According to UNICEF's Children in the Republic of Moldova: Situation Analysis 2016, 76% of children aged 2 to 14 years have been subjected to violent methods of discipline at home, and almost every second adolescent knows a victim of bullying at school. Among other social-economic factors, acts of violence are largely caused and perpetuated by harmful social norms, a culture of violence in society and family, and low parenting skills.
In this context, Tdh works to combat the extensive phenomenon of violence against children in Moldova via:
- preventing violence among children in schools by transforming the school environment, empowering children, and training teachers;
- preventing child maltreatment in the family by improving parents’ capacity and empowering children;
- and contributing to reducing harmful social norms.
More than 3000 children, 1000 parents, 300 teachers, and 300 child protection professionals will be engaged in the project’s activities.
At the launching event, Mirela, a student from the village of Chetrosu, shared her belief that ‘one of the biggest problems in our school is violence among children, especially verbal and discrimination. In my opinion, these children, who cause "problems", should not be threatened or isolated, but involved in various activities’. Within the project, Mirela wants to set up a discussion group for students at her school, where anyone, regardless of their ‘reputation’, can participate and contribute to finding solutions to school problems.

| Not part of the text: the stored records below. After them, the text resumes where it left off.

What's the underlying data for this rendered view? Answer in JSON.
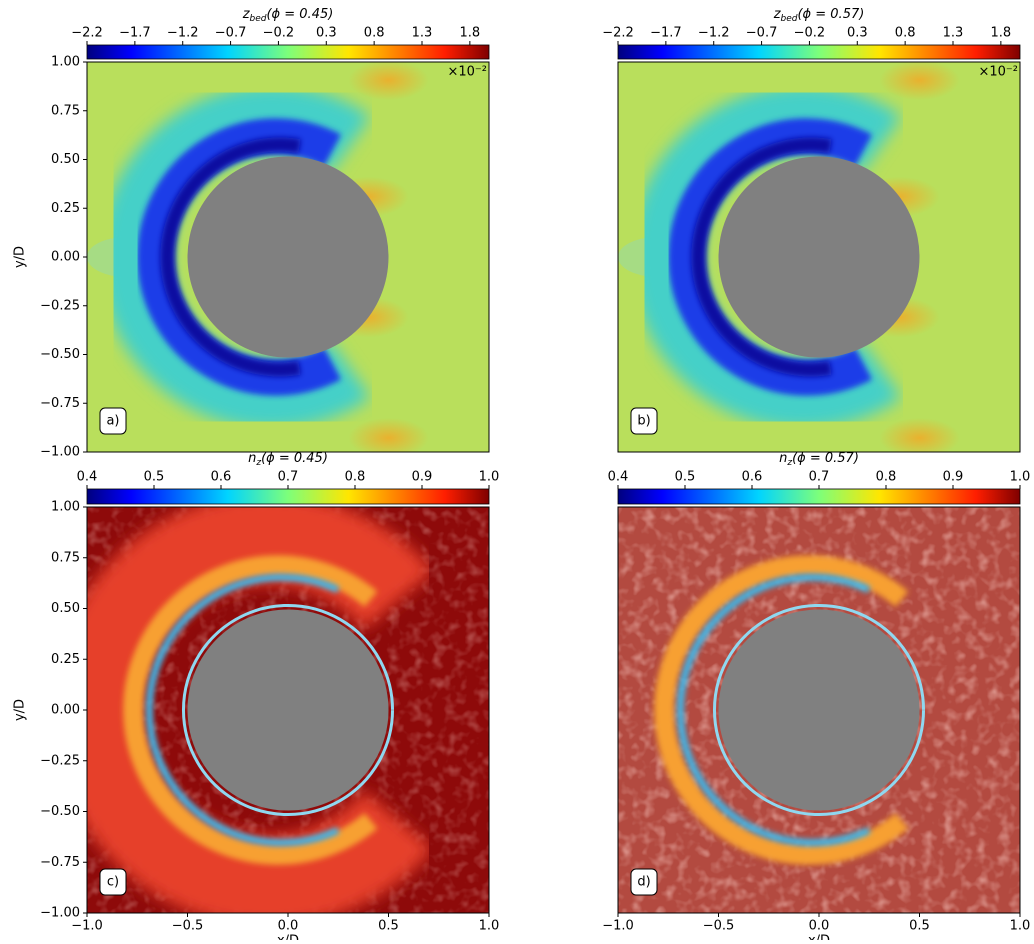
{
  "chart_data": [
    {
      "type": "contour",
      "panel_label": "a)",
      "colorbar_label": {
        "symbol": "z",
        "subscript": "bed",
        "condition": "(ϕ = 0.45)"
      },
      "colorbar_multiplier": "×10⁻²",
      "clim": [
        -2.2,
        2.0
      ],
      "cticks": [
        {
          "value": -2.2,
          "label": "−2.2"
        },
        {
          "value": -1.7,
          "label": "−1.7"
        },
        {
          "value": -1.2,
          "label": "−1.2"
        },
        {
          "value": -0.7,
          "label": "−0.7"
        },
        {
          "value": -0.2,
          "label": "−0.2"
        },
        0.3,
        0.8,
        1.3,
        1.8
      ],
      "xlim": [
        -1,
        1
      ],
      "ylim": [
        -1,
        1
      ],
      "ylabel": "y/D",
      "yticks": [
        {
          "value": 1,
          "label": "1.00"
        },
        0.75,
        {
          "value": 0.5,
          "label": "0.50"
        },
        0.25,
        {
          "value": 0,
          "label": "0.00"
        },
        {
          "value": -0.25,
          "label": "−0.25"
        },
        {
          "value": -0.5,
          "label": "−0.50"
        },
        {
          "value": -0.75,
          "label": "−0.75"
        },
        {
          "value": -1,
          "label": "−1.00"
        }
      ]
    },
    {
      "type": "contour",
      "panel_label": "b)",
      "colorbar_label": {
        "symbol": "z",
        "subscript": "bed",
        "condition": "(ϕ = 0.57)"
      },
      "colorbar_multiplier": "×10⁻²",
      "clim": [
        -2.2,
        2.0
      ],
      "cticks": [
        {
          "value": -2.2,
          "label": "−2.2"
        },
        {
          "value": -1.7,
          "label": "−1.7"
        },
        {
          "value": -1.2,
          "label": "−1.2"
        },
        {
          "value": -0.7,
          "label": "−0.7"
        },
        {
          "value": -0.2,
          "label": "−0.2"
        },
        0.3,
        0.8,
        1.3,
        1.8
      ],
      "xlim": [
        -1,
        1
      ],
      "ylim": [
        -1,
        1
      ]
    },
    {
      "type": "contour",
      "panel_label": "c)",
      "colorbar_label": {
        "symbol": "n",
        "subscript": "z",
        "condition": "(ϕ = 0.45)"
      },
      "clim": [
        0.4,
        1.0
      ],
      "cticks": [
        0.4,
        0.5,
        0.6,
        0.7,
        0.8,
        0.9,
        {
          "value": 1,
          "label": "1.0"
        }
      ],
      "xlim": [
        -1,
        1
      ],
      "ylim": [
        -1,
        1
      ],
      "xlabel": "x/D",
      "ylabel": "y/D",
      "xticks": [
        {
          "value": -1,
          "label": "−1.0"
        },
        {
          "value": -0.5,
          "label": "−0.5"
        },
        {
          "value": 0,
          "label": "0.0"
        },
        0.5,
        {
          "value": 1,
          "label": "1.0"
        }
      ],
      "yticks": [
        {
          "value": 1,
          "label": "1.00"
        },
        0.75,
        {
          "value": 0.5,
          "label": "0.50"
        },
        0.25,
        {
          "value": 0,
          "label": "0.00"
        },
        {
          "value": -0.25,
          "label": "−0.25"
        },
        {
          "value": -0.5,
          "label": "−0.50"
        },
        {
          "value": -0.75,
          "label": "−0.75"
        },
        {
          "value": -1,
          "label": "−1.00"
        }
      ]
    },
    {
      "type": "contour",
      "panel_label": "d)",
      "colorbar_label": {
        "symbol": "n",
        "subscript": "z",
        "condition": "(ϕ = 0.57)"
      },
      "clim": [
        0.4,
        1.0
      ],
      "cticks": [
        0.4,
        0.5,
        0.6,
        0.7,
        0.8,
        0.9,
        {
          "value": 1,
          "label": "1.0"
        }
      ],
      "xlim": [
        -1,
        1
      ],
      "ylim": [
        -1,
        1
      ],
      "xlabel": "x/D",
      "xticks": [
        {
          "value": -1,
          "label": "−1.0"
        },
        {
          "value": -0.5,
          "label": "−0.5"
        },
        {
          "value": 0,
          "label": "0.0"
        },
        0.5,
        {
          "value": 1,
          "label": "1.0"
        }
      ]
    }
  ]
}
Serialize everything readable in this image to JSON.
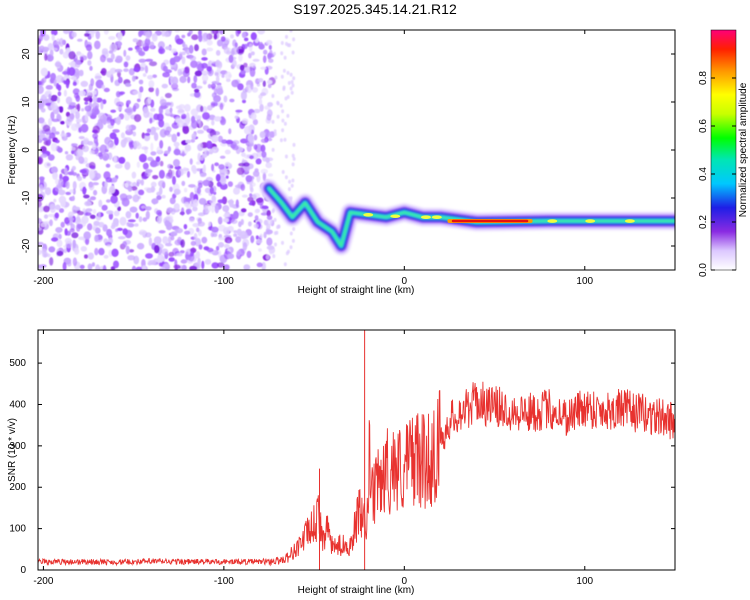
{
  "title": "S197.2025.345.14.21.R12",
  "chart_data": [
    {
      "type": "heatmap",
      "title": "",
      "xlabel": "Height of straight line (km)",
      "ylabel": "Frequency (Hz)",
      "xlim": [
        -203,
        150
      ],
      "ylim": [
        -25,
        25
      ],
      "xticks": [
        -200,
        -100,
        0,
        100
      ],
      "yticks": [
        -20,
        -10,
        0,
        10,
        20
      ],
      "colorbar": {
        "label": "Normalized spectral amplitude",
        "range": [
          0,
          1
        ],
        "ticks": [
          "0.0",
          "0.2",
          "0.4",
          "0.6",
          "0.8"
        ]
      },
      "features": {
        "noise_region_x": [
          -203,
          -73
        ],
        "frequency_ridge": [
          {
            "x": -75,
            "y": -8
          },
          {
            "x": -68,
            "y": -11
          },
          {
            "x": -62,
            "y": -14
          },
          {
            "x": -55,
            "y": -11
          },
          {
            "x": -48,
            "y": -15
          },
          {
            "x": -40,
            "y": -17
          },
          {
            "x": -35,
            "y": -20
          },
          {
            "x": -30,
            "y": -13
          },
          {
            "x": -20,
            "y": -13.5
          },
          {
            "x": -10,
            "y": -14
          },
          {
            "x": 0,
            "y": -13
          },
          {
            "x": 10,
            "y": -14
          },
          {
            "x": 20,
            "y": -14
          },
          {
            "x": 40,
            "y": -15
          },
          {
            "x": 80,
            "y": -14.8
          },
          {
            "x": 120,
            "y": -14.8
          },
          {
            "x": 150,
            "y": -14.8
          }
        ],
        "peak_amplitude_x": [
          25,
          70
        ]
      }
    },
    {
      "type": "line",
      "title": "",
      "xlabel": "Height of straight line (km)",
      "ylabel": "SNR (10 * v/v)",
      "xlim": [
        -203,
        150
      ],
      "ylim": [
        0,
        580
      ],
      "xticks": [
        -200,
        -100,
        0,
        100
      ],
      "yticks": [
        0,
        100,
        200,
        300,
        400,
        500
      ],
      "color": "#e8322f",
      "series": [
        {
          "name": "SNR",
          "x": [
            -203,
            -180,
            -160,
            -140,
            -120,
            -100,
            -80,
            -70,
            -65,
            -60,
            -55,
            -50,
            -47,
            -45,
            -42,
            -40,
            -35,
            -30,
            -25,
            -22,
            -21,
            -20,
            -19,
            -18,
            -15,
            -10,
            -5,
            0,
            5,
            10,
            15,
            20,
            25,
            30,
            35,
            40,
            45,
            50,
            60,
            70,
            80,
            90,
            100,
            110,
            120,
            130,
            140,
            150
          ],
          "y": [
            20,
            20,
            19,
            21,
            20,
            20,
            20,
            22,
            30,
            50,
            80,
            110,
            130,
            75,
            100,
            55,
            60,
            60,
            140,
            110,
            80,
            200,
            300,
            170,
            200,
            240,
            250,
            240,
            280,
            260,
            270,
            310,
            360,
            380,
            390,
            410,
            400,
            395,
            385,
            380,
            390,
            370,
            395,
            385,
            390,
            380,
            370,
            360
          ]
        }
      ],
      "spikes": [
        {
          "x": -47,
          "y": 245
        },
        {
          "x": -22,
          "y": 580
        }
      ]
    }
  ]
}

In order to prevent violence and bullying in schools, our Moldova team will support 30 schools becoming centres of non-violence by:
- setting up and equipping youth-friendly spaces in each school;
- training and empowering 150 children to establish and organise "ALEG" ("I CHOOSE") youth clubs, and to conduct peer-to-peer activities focused on preventing violence among children;
- developing and carrying out training programmes for teachers and psychologists on preventing bullying and violence among children, and a training programme for children on preventing violence, promoting gender equality, tolerance, and participation.
Anatol Oprea, Child Protection Specialist at Tdh Moldova and coordinator of the project, emphasised the importance of parents' engagement, especially fathers’, in this project: "We want to change the belief that children’s education is the duty of mothers. I am particularly interested in this aspect of the project because the active engagement of fathers in children’s upbringing and education improves children’s social and cognitive skills, and increases their resilience."

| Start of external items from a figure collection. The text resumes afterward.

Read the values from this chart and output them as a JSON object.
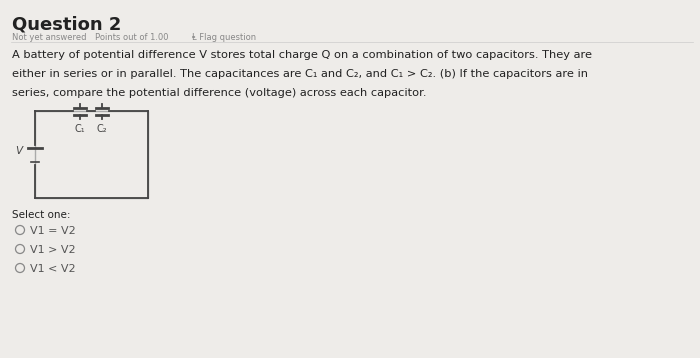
{
  "title": "Question 2",
  "sub1": "Not yet answered",
  "sub2": "Points out of 1.00",
  "sub3": "Ⱡ Flag question",
  "body1": "A battery of potential difference V stores total charge Q on a combination of two capacitors. They are",
  "body2": "either in series or in parallel. The capacitances are C₁ and C₂, and C₁ > C₂. (b) If the capacitors are in",
  "body3": "series, compare the potential difference (voltage) across each capacitor.",
  "select": "Select one:",
  "options": [
    "V1 = V2",
    "V1 > V2",
    "V1 < V2"
  ],
  "bg_color": "#eeece9",
  "text_dark": "#222222",
  "text_mid": "#555555",
  "text_light": "#888888",
  "circuit_col": "#444444",
  "v_label": "V",
  "c1_label": "C₁",
  "c2_label": "C₂"
}
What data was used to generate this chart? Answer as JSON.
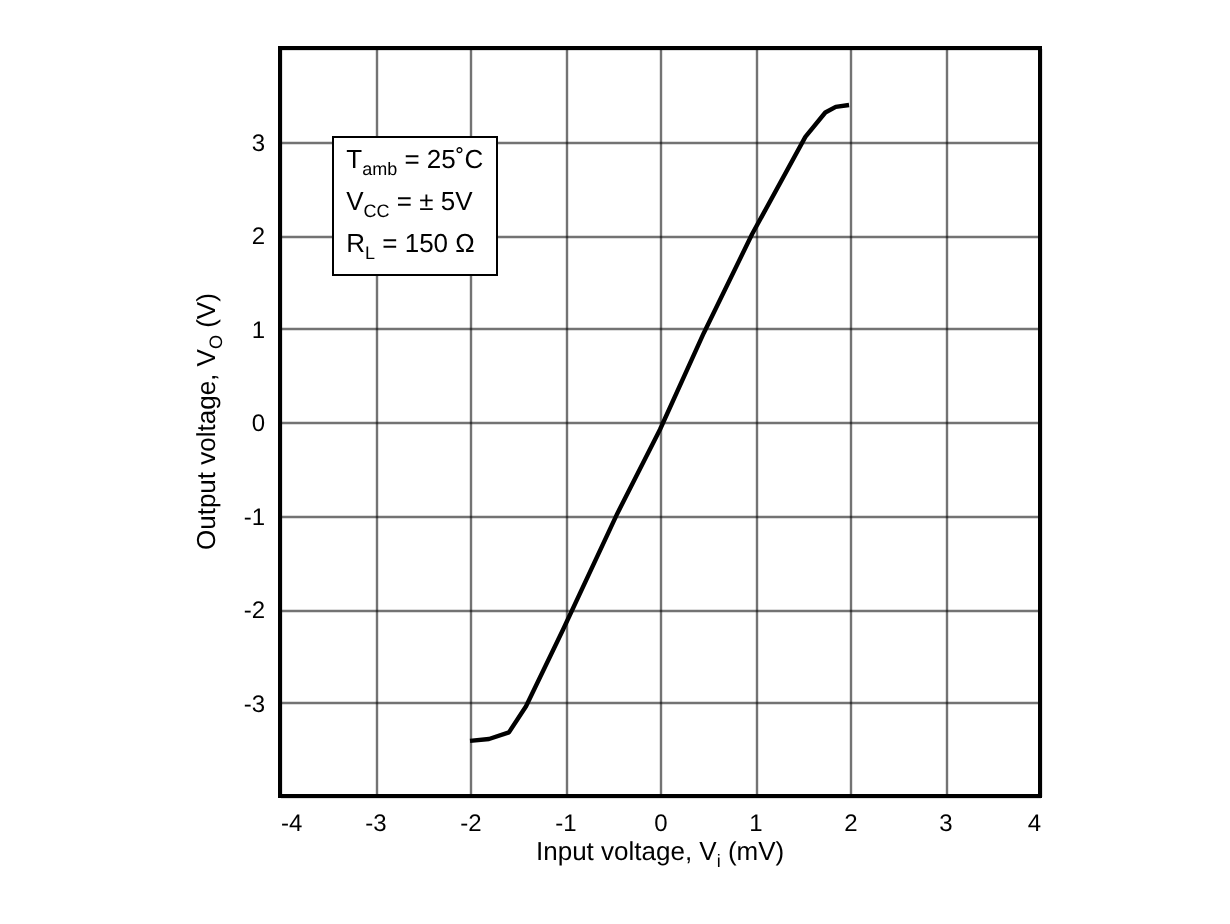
{
  "chart_data": {
    "type": "line",
    "xlabel": "Input voltage, V$_{i}$ (mV)",
    "ylabel": "Output voltage, V$_{O}$ (V)",
    "annotations": [
      "T$_{amb}$ = 25˚C",
      "V$_{CC}$ = ± 5V",
      "R$_{L}$ = 150 Ω"
    ],
    "series": [
      {
        "color": "#000000",
        "x": [
          -2,
          -1.8,
          -1.59,
          -1.41,
          -1.02,
          -0.45,
          0,
          0.46,
          0.97,
          1.53,
          1.74,
          1.85,
          1.99
        ],
        "values": [
          -3.41,
          -3.39,
          -3.32,
          -3.04,
          -2.22,
          -0.98,
          -0.08,
          0.95,
          2.01,
          3.05,
          3.31,
          3.37,
          3.39
        ]
      }
    ],
    "xlim": [
      -4,
      4
    ],
    "xticks": [
      -4,
      -3,
      -2,
      -1,
      0,
      1,
      2,
      3,
      4
    ],
    "ylim": [
      -4,
      4
    ],
    "yticks": [
      {
        "value": -4,
        "label": null
      },
      -3,
      -2,
      -1,
      0,
      1,
      2,
      3,
      {
        "value": 4,
        "label": null
      }
    ],
    "grid": true,
    "marker": "none",
    "line_style": "solid"
  }
}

To provide a safe and nurturing environment for children at home, Tdh wants to change parents' views on violent methods of disciplining by:
- improving parents' knowledge and skills through a parenting programme and monthly meetings with them;
- setting up nine new ludotecas (‘toy libraries’) that are safe places for children to spend time and participate in activities – and equipping with 21 existing toy libraries with new supplies;
- engaging children in psycho-social activities to develop their ability to act on behalf of their own interests and increase their resilience to cope with stress and adversity.
"Unfortunately, the belief that disciplining the child involves beating them still prevails in our society. This happens not because people are mean, but because they lack the proper knowledge. This is the main reason that the project hooked me – it emphasises the engagement of parents", says Eugenia Bordeiau, interim principal of the ‘Olimp’ high school in the village of Costesti.
To change harmful social norms that perpetuate violence against children, Tdh will focus on the active participation of fathers – an approach strongly promoted by the organisation. Thus, we will train teachers to carry out activities focusing on the importance of a fathers' role in their children's upbringing. At least 600 fathers will participate in monthly meetings and activities.
Other planned activities which will contribute to reducing harmful social norms include:
- inviting 150 children to participate in the social theatre programme, which will stage social theatre performances promoting human rights, tolerance for diversity, gender equality, and participation;
- an informative session for child protection professionals on their role in shaping social norms and the strategies they can use as messengers of positive social norms;
- and a small grants programme for the beneficiary communities to promote the positive social norms.
This project is a continuation of work that began in 2004 in Moldova to prevent violence against children by increasing children’s resilience, strengthening families, building the capacity of professionals, and mobilising communities.